Private prison operators paid $13,000 to the sponsor of a bill in Congress that would put them out of business, and her challenger is asking if that is why the legislation has not moved out of committee since it was introduced on September 22, 2016.
Congresswoman Bonnie Watson Coleman received $13,000 in campaign contributions from Community Education Centers, a company that operated privately owned prisons and lobbied aggressively to create laws that resulted in the mass incarceration of black and Hispanic men.
Community Education Centers was a private for-profit prison company based in Watson Coleman’s home state, New Jersey, but the company had been active in seventeen American states and in Bermuda before The GEO Group, Inc. acquired it for $360 million in an all cash transaction.
Her financial support from privately owned prison companies — combined with the lack of progress on her legislation — shows that Congresswoman Bonnie Watson Coleman takes a stronger interest in protecting big business than she does in preserving justice for all Americans.
“As the sponsor of the End For-Profit Prisons Act, which would ostensibly prohibit the federal government from contracting with private prison corporations, Congresswoman Bonnie Watson Coleman needs to explain why she accepted $13,000 in campaign contributions from Community Education Centers, which was the biggest private prison company in New Jersey,” said Lisa McCormick, the progressive Democrat who is challenging the representative in the Democratic primary.
An August 2016 report from the Office of the Inspector General at the Department of Justice found more safety and security incidents per capita at for-profit prisons than comparable facilities run by the government, including inappropriate use of solitary confinement. Shortly after the report was released, President Obama’s administration announced plans to phase out the use of for-profit prisons.
At the time, McCormick applauded the Department of Justice’s 2016 decision to stop contracting with private prisons, which then incarcerated 12 percent of federal inmates, but she also warned there is more to be done.
“This is welcome news, but it is not enough to satisfy the demands of justice,” McCormick said in a release prompted the announcement from Deputy Attorney General Sally Yates. “The authority to kill or cage a human being are among the most serious and significant powers reserved for the government and that is why armies, police forces and prisons should not be operated for profit.”
“The vast majority of people incarcerated in America are held in state prisons — rather than those federal jurisdiction, so this decision does not apply to most of the privately run facilities,” McCormick said. “Nor does it apply to Immigration and Customs Enforcement and U.S. Marshals Service detainees, who are not under the purview of the federal Bureau of Prisons.”
During her political career, Bonnie Watson Coleman has collected more than $2 million from special interest PACs including polluters, Wall Street banks, private prison operators and more.

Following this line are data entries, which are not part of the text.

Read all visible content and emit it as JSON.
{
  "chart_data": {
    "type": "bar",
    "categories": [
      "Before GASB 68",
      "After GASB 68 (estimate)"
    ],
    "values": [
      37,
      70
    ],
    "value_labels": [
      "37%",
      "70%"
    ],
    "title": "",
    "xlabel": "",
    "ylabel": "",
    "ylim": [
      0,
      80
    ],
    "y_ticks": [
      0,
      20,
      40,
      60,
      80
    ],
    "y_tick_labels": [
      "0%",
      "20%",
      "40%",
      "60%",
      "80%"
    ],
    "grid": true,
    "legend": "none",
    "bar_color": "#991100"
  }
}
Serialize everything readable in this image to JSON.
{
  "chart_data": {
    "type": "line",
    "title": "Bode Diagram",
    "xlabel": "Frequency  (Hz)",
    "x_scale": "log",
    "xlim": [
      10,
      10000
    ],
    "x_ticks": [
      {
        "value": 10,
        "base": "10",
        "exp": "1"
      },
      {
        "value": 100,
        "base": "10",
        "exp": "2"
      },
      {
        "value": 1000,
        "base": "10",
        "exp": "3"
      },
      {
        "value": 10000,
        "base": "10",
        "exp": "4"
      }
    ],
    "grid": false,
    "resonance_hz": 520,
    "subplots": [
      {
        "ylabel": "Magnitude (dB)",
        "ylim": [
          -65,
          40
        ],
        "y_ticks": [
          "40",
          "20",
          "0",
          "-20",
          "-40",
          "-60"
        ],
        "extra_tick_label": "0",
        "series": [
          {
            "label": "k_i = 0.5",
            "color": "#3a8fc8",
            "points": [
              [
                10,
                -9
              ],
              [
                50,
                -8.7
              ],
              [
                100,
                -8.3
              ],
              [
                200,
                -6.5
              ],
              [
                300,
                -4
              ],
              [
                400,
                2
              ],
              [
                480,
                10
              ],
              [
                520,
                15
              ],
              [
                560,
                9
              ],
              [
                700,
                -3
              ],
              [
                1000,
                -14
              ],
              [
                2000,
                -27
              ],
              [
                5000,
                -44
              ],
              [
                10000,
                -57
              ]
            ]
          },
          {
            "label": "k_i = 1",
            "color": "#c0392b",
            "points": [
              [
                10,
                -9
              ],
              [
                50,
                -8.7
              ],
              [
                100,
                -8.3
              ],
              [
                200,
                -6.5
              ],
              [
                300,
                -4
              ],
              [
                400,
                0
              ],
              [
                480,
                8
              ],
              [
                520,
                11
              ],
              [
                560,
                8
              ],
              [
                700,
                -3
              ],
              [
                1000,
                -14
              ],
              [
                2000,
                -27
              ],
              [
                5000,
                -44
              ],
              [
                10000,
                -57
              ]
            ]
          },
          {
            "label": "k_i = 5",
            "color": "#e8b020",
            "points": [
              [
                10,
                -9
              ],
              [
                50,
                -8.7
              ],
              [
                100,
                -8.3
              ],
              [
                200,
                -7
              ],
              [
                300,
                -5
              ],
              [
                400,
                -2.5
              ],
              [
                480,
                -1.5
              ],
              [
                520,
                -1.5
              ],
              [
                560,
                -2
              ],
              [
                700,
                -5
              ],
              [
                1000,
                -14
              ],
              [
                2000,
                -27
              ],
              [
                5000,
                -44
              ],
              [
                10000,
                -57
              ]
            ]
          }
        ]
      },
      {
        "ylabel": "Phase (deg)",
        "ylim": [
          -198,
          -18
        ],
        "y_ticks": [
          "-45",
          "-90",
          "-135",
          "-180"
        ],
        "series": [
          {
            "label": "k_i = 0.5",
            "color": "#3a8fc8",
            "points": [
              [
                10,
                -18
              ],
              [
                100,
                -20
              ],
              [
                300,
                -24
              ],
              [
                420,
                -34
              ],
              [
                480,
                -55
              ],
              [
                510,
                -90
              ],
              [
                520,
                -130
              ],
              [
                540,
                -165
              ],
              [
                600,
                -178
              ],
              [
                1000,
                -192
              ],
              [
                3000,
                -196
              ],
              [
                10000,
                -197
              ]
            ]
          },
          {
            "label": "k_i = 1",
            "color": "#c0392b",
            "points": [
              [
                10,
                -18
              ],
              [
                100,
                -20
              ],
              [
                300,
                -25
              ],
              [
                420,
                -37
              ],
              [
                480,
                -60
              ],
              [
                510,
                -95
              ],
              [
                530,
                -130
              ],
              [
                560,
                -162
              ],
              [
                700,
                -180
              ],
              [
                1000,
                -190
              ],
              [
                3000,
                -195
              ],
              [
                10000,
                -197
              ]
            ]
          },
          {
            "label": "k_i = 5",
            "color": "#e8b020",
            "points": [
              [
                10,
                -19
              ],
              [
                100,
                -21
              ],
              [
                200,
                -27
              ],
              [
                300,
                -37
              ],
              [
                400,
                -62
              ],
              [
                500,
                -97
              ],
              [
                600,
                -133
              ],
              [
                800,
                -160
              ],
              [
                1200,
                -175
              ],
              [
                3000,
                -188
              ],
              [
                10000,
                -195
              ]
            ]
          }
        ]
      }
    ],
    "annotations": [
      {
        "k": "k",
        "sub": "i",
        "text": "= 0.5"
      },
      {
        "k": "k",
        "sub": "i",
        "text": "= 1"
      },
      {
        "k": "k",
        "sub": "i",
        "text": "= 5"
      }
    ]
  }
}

McCormick is following a practice madde popular among progressive Democrats who refuse to take ‘dirty money’ and reject contributions from corporate PACs, fossil fuel industry sources, the NRA gun lobby, and other special interests.
She earned 159,998 votes two years ago in a statewide campaign for U.S. Senate that was run on less than $5,000.
Typical campaigns are far more costly, but McCormick has said, “Why are candidates expected to beg for money in our society instead of holding voters accountable for rising up to the responsibility of citizenship?”
Wall Street supports Congresswoman Bonnie Watson Coleman because she has consistently supported the kind of corporate welfare that makes it hard for global businesses to lose money.
She recently supported the CARES Act, legislation that created a $6 trillion slush fund controlled by President Donald Trump, distributed billions to corporations and put a measly $1200 in the pockets of some Americans, even though millions of needy people are still waiting for their checks.